Surfactant-intercalated clay films for electrochemical catalysis. Reduction of trichloroacetic acid

• Published in: Analytical chemistry (Washington) Vol. 63; no. 19; pp. 2163 - 2168
• Main Authors: Hu, Naifei, Rusling, James F.
• Format: Journal Article
• Language: English
• Published: Washington, DC American Chemical Society 01.10.1991
• Subjects: Aluminum Silicates - chemistry; Catalysis; Chemistry; Clay; Electrochemistry; Electrodes: preparations and properties; Exact sciences and technology; General and physical chemistry; Other electrodes; Oxidation-Reduction; Surface-Active Agents; Trichloroacetic Acid - chemistry; Cobalt Complexes; Nitrogen heterocycle; Cationic surfactant; Organic ligand; Chemical mediator; Transition metal Complexes; Experimental study; Composite material; Macrocycle; Pyrographite; Quaternary ammonium compound; Electrodes; Chemical reduction; Electrocatalysis; Metallophthalocyanine; Colloidal state; Modified material
• ISSN: 0003-2700; 1520-6882
• DOI: 10.1021/ac00019a017

Composite films made from insoluble dialkyldimethylammonium surfactants and clay colloids were evaluated for electrochemical catalysis.
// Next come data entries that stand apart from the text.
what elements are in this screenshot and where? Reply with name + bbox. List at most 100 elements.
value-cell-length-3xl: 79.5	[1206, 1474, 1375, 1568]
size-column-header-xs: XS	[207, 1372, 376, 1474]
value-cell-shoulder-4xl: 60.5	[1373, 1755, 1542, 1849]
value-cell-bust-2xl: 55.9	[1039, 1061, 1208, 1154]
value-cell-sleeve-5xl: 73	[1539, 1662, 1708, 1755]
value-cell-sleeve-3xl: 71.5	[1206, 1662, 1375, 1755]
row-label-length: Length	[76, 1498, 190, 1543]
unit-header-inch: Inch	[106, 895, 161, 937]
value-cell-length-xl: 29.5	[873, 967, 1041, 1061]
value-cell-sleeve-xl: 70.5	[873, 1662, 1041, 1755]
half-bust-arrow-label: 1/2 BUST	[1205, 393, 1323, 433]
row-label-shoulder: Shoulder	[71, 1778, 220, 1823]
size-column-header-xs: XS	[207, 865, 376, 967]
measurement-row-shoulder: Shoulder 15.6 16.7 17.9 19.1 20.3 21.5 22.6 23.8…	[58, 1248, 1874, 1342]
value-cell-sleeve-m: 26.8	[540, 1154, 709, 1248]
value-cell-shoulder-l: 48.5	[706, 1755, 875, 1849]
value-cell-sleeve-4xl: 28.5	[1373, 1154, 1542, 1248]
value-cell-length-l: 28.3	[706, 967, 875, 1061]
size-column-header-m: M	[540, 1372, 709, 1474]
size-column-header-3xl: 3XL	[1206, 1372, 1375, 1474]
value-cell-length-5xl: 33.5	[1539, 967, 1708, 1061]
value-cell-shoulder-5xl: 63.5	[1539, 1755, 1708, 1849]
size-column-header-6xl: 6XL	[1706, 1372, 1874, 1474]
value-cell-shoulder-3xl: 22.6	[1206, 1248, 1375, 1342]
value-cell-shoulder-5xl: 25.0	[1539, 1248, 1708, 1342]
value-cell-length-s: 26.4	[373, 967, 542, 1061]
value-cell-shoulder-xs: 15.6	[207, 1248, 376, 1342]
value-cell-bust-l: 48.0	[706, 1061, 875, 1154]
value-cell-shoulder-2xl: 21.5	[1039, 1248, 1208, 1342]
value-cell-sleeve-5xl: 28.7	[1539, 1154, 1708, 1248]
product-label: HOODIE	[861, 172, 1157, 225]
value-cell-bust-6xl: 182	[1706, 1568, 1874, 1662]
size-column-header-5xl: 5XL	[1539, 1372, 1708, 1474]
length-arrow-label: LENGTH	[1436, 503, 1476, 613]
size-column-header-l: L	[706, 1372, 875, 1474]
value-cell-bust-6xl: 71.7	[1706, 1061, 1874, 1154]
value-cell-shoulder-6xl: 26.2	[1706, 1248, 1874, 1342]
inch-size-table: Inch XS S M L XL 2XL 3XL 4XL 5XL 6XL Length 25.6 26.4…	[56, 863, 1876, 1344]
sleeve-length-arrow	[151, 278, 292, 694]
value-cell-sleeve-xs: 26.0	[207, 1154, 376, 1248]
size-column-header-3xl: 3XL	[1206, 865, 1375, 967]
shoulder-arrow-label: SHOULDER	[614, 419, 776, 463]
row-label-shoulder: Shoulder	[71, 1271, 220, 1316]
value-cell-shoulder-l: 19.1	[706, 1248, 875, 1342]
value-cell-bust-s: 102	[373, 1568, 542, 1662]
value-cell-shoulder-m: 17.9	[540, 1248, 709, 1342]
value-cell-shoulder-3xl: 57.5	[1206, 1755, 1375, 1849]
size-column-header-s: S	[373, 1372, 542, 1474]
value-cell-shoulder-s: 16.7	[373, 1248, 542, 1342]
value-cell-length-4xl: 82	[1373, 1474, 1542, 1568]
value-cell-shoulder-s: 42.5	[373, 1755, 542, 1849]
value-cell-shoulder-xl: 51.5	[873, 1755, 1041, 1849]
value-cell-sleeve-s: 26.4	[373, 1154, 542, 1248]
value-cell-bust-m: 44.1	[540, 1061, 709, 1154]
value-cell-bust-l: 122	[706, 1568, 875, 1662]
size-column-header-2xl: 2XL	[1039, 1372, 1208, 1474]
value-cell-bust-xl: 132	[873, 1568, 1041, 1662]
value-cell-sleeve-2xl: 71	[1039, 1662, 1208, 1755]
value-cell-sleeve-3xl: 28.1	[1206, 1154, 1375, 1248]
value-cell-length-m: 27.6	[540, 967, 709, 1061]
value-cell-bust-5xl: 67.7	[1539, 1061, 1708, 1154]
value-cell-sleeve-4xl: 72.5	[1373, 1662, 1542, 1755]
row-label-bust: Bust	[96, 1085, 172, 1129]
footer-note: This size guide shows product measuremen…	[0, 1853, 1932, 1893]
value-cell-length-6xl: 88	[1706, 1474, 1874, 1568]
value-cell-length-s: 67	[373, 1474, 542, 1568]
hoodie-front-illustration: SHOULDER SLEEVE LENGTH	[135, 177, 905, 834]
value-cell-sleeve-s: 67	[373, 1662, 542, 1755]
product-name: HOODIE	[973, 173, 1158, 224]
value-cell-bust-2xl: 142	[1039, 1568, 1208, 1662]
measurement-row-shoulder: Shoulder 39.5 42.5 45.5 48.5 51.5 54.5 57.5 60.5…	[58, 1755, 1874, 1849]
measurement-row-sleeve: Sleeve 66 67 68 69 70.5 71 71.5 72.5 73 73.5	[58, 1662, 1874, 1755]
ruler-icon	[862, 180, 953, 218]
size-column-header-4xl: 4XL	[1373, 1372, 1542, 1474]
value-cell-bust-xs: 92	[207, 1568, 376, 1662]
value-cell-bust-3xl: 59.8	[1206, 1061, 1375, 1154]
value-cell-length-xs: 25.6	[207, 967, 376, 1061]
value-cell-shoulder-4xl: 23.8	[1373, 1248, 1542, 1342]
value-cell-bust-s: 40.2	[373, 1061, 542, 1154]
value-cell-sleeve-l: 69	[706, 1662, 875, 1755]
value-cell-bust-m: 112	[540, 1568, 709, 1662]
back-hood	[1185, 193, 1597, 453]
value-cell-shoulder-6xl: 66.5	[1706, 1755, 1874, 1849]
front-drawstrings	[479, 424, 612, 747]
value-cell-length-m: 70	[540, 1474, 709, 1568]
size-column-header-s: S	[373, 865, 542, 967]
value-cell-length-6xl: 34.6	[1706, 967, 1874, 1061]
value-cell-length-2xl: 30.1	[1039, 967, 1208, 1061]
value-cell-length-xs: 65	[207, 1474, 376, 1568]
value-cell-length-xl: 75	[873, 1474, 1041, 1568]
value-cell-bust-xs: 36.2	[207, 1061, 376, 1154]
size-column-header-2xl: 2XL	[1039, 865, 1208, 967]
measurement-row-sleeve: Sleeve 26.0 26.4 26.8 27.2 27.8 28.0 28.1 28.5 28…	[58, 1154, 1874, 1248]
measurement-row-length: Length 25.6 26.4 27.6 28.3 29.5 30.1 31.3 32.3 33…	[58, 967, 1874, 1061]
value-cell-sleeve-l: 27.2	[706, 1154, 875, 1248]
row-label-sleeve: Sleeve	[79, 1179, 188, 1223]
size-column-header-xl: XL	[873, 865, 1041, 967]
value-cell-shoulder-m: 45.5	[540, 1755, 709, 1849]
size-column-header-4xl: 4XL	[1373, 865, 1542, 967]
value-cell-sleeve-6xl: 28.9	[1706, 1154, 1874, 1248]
When cast on pyrolytic graphite (PG) electrodes from chloroform, the films act as charge-transfer barriers toward multivalent electroactive ions in solution. They take up ions with hydrophobic ligands, e.g. tris-(2,2'-bipyridyl)cobalt(II). To make catalytic electrodes, water-insoluble cobalt and iron phthalocyanines (CoPc and FePc) were dissolved in surfactant-clay dispersions in chloroform and cast on PG. Films containing CoPc were 35-fold more active than FePc films for catalytic reduction of trichloroacetic acid. CoPc films decreased overpotential for reduction of trichloroacetic acid by about 0.5 V compared to 0.05 V for FePc. These MPc films gave stable catalytic currents for at least 10 days. Catalytic current vs temperature plots for reduction of trichloroacetic acid showed linear branches with intersection points close to reported gel-to-liquid crystal-phase transition temperatures. Charge transport was faster in the liquid crystal than the gel phase of the films. Observation of phase transitions suggests a multibilayer structure.